The gloves are way off on Staten Island.

"So he is the one getting nasty, and I am going to try to do my best now to try not to get in the mud with him," Republican congressional candidate Michael Grimm said about his primary opponent, the current Congressman Dan Donovan.

Just hours before Grimm said that, NY1 learned that a volunteer for Michael Grimm's campaign filed a complaint with the Office of Congressional Ethics against Donovan's top staffer. It alleges Donovan and his team were using government resources for campaign work, something prohibited by House rules.

As evidence, the Grimm campaign sent NY1 a 35-page document of emails from Donovan's chief of staff. The document shows some of the emails went through an IP address that originates in the U.S. House of Representatives. The emails are related to the GOP campaign for district attorney in 2015.

NY1 asked Grimm if he knew about the complaint: "I knew about it," Grimm said. "I actually counseled someone to stay away from it."

The Donovan campaign dismissed the new attack, arguing the staffer was using public Wi-Fi in the Capitol on his personal device.

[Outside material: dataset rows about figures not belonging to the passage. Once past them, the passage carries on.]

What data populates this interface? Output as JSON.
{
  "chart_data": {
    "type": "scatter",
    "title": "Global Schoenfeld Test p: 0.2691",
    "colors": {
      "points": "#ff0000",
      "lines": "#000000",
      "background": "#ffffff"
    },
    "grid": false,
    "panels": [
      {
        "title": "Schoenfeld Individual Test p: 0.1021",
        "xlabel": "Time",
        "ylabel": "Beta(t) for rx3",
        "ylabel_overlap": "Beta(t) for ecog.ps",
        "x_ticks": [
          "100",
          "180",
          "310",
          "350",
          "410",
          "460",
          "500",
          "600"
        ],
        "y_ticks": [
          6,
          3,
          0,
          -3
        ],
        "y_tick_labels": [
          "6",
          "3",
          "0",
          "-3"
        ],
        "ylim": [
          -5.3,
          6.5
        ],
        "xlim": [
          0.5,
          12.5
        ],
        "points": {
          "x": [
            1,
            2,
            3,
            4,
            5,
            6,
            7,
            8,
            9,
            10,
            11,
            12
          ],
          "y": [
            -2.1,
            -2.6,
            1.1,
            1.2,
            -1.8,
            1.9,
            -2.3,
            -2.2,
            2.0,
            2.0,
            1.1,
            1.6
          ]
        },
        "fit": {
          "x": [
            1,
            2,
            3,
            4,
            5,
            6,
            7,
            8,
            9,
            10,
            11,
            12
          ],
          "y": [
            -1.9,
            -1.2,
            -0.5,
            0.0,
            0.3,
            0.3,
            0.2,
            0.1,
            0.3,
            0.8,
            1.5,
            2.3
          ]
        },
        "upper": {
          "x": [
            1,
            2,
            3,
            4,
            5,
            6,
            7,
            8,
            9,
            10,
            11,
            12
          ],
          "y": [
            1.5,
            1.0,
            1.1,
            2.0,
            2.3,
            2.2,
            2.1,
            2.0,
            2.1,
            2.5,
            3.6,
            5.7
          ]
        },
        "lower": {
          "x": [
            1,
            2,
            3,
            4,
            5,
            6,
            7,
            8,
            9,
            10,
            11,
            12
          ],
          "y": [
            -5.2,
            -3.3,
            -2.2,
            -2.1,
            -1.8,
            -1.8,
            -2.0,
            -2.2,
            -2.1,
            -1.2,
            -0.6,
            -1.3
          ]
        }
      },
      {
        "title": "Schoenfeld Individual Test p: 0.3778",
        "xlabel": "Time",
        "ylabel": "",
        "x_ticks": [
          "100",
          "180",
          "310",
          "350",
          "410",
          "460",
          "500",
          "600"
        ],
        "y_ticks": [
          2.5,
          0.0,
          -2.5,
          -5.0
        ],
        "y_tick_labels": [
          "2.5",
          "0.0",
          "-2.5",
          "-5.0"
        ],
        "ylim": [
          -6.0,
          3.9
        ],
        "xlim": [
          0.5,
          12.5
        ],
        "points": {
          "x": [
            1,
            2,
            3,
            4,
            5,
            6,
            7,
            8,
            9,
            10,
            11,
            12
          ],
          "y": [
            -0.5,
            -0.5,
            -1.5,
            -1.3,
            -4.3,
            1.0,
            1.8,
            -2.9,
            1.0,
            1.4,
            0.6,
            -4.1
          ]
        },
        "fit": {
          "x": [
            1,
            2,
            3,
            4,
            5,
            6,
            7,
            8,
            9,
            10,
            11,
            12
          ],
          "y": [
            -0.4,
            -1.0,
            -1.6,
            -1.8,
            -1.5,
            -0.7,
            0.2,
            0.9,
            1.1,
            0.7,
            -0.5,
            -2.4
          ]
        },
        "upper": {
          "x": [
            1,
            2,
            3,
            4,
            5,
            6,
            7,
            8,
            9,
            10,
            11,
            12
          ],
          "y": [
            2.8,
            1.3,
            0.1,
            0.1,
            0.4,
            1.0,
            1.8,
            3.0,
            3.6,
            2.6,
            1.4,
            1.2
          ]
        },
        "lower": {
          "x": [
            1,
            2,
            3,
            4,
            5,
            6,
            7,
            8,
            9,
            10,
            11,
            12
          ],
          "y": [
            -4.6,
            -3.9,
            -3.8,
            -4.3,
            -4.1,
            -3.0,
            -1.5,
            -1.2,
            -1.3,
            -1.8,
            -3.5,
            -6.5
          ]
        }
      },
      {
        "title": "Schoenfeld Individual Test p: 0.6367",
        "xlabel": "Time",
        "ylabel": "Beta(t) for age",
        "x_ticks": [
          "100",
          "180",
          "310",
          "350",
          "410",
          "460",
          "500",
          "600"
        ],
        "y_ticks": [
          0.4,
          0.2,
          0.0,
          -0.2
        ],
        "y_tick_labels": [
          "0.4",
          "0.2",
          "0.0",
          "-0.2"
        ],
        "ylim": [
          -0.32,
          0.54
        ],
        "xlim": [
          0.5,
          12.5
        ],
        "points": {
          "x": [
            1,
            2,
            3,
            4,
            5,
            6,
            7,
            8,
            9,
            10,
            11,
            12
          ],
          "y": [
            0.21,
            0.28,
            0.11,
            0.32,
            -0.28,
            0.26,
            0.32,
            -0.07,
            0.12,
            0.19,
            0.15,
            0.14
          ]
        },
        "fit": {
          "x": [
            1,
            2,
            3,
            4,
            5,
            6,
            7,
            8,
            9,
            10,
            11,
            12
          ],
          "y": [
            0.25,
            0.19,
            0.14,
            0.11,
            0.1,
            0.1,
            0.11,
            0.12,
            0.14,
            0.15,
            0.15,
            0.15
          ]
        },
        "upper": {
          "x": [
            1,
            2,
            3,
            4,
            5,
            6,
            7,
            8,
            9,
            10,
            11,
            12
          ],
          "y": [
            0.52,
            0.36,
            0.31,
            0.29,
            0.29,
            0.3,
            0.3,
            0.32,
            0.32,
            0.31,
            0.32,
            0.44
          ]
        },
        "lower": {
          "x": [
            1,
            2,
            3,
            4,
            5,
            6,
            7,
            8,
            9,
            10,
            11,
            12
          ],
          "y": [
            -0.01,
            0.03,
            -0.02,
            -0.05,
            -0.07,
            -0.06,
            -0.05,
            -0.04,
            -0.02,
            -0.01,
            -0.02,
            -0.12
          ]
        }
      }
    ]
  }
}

In a statement a Donovan spokeswoman Jessica Proud said, "We know Michael Grimm is desperate to cover up his litany of crimes and record as one of Obama's biggest allies, but this is a total waste of taxpayer dollars and voter's time."

The latest complaint comes as the Grimm campaign is accusing Donovan's team of intimidating voters and sending campaign workers posing as official investigators door-to-door to check on the authenticity of Grimm petitions. Grimm's campaign had sent NY1 grainy images of these workers.

Donovan's team fired back, releasing an audio recording of the incident that showed it was a cordial conversation. At no point in the recording do you hear the workers identify themselves:

"We knew what a petty [expletive] Dan Donovan was, so we knew that this was going to happen," someone says in the recording.

Bringing this all full circle, that audio recording happened to be with the same Grimm volunteer who filed the most recent ethics complaint, showing it's a small world in Staten Island politics.